According to The Washington Post, Kono was survived by his wife, Florence Rodrigues Kono, and his three children and three grandchildren. Kono and his family had been living in Hawaii at the time of his death.
Artie Dreschler wrote in a tribute on the USA Weightlifting website after Kono’s death, “I had the enormous privilege of knowing Tommy for just shy of 40 years, meeting him as a young lifter anxious to learn from one of my heroes. Many young people idolize someone from afar, only to be disappointed when they actually meet their hero. That certainly happened to me on multiple occasions. But not with Tommy Kono. As I got to know him and became his friend, he continuously surpassed my lofty image of my idol, making in impression on me forever, with his expressions of his love for the game.”

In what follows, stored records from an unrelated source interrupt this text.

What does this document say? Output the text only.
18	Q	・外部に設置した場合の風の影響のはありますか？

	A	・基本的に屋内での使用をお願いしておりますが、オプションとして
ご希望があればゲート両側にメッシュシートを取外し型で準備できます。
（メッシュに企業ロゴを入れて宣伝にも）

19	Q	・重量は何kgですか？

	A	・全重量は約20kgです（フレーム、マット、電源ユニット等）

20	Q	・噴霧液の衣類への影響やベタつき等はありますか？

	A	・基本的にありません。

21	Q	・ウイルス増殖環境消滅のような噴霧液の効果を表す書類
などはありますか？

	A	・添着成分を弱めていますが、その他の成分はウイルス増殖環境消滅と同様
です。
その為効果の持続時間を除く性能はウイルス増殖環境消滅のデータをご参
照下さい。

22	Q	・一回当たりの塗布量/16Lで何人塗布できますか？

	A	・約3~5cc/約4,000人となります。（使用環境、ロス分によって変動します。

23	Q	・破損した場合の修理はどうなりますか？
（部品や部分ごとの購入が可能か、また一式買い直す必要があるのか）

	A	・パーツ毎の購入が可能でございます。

Dreschler added, “While those who never met Tommy will never fully appreciate his full measure, we can all be grateful that his books and other writings captured at least some of his wisdom and character for all time. Tommy would have had many invaluable messages for the lifters of today and the future, had he been with us longer. But I feel confident that the one message he would have wanted to leave with us all was one that we talked about during our last conversation before his passing. He fervently wished and believed above all else – that USA weightlifters can be among the best in the world once again. They can do it if they only come to believe they can, and train intensely and intelligently to realize that level of performance. I hope the young lifters of today will have the courage and dedication to heed Tommy’s message, and grant him his last wish.”